Sounds obvious, right?  Well, this concept is not as obvious as it seems.

Yesterday I wrote about why having your children's property in your name can cause you serious problems.  Today I write about the opposite problem: putting your property in your children's names.

Sometimes people put the title of property, such as their home, in their children's names.  That saves big problems for the children when the parents pass on, right?  Actually, doing this can have the opposite effect while the parents are still alive, and can cause serious problems no matter what the reason was for doing it.

A man I'll call Joe came to me wanting to file bankruptcy.  He had lost his high-paying job and was now working for $12 an hour.  While he was working for high wages, he spent what he could afford and built up considerable credit card debt in doing so.  Now that he was no longer earning high wages, he could not afford to pay his credit card bills.

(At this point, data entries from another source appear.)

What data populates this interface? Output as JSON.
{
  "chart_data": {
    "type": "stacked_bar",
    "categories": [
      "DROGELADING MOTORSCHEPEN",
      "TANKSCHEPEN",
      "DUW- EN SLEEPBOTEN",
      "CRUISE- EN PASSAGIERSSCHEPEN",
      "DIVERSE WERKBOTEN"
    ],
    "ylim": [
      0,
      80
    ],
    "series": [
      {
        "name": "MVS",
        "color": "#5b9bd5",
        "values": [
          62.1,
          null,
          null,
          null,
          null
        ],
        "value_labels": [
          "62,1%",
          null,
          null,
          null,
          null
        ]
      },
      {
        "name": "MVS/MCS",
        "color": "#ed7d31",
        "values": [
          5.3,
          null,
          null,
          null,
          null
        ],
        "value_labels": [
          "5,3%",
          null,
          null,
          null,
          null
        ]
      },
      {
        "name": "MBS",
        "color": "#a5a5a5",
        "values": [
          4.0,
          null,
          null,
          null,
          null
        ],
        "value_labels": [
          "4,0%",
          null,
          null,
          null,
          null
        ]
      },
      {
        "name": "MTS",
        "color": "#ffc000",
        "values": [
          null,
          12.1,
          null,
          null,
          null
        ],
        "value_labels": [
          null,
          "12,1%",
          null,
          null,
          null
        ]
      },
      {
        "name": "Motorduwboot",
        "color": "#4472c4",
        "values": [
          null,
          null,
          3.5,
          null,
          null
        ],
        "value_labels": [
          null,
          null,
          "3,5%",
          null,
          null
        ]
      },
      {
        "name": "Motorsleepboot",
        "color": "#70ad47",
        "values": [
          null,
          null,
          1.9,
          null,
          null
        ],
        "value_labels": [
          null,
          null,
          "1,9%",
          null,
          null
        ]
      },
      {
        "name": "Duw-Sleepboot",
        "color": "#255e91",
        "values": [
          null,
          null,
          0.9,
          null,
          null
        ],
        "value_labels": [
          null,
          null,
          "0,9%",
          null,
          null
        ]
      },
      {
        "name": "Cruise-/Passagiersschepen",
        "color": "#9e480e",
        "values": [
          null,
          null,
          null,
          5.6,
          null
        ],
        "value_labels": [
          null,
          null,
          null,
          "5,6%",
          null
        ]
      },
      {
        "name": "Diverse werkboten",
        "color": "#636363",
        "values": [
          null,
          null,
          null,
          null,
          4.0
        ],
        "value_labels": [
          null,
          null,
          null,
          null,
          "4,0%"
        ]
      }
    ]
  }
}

Meanwhile, Joe's parents had paid off most of their home mortgage and put the house in Joe's name in order to avoid probate.  Their house had about $250,000 equity, the vast majority of which could not be protected in bankruptcy.  (See Protecting Your Property From Liquidation on this page of my website.)  If Joe had filed bankruptcy, his parents' house could have been taken in order to pay Joe's credit card debts.

This tale has no happy ending.  Joe is now stuck trying to deal with his creditors, who are demanding their money and suing him for it.  Joe will not risk his parents' home by filing bankruptcy, so he has to deal with the consequences of his debts without bankruptcy protection that could have eliminated them.

Like yesterday's post, this one is not intended to tell you what to do or not do.  It is merely here to help you make an informed decision.  Before placing property in your children's names, you should know that if your children get into financial trouble, that property could be available to your children's creditors.  There are better ways to avoid probate, such as a living trust.  You should consult a Wills & Trusts or a Probate attorney before making any decisions on matters like these.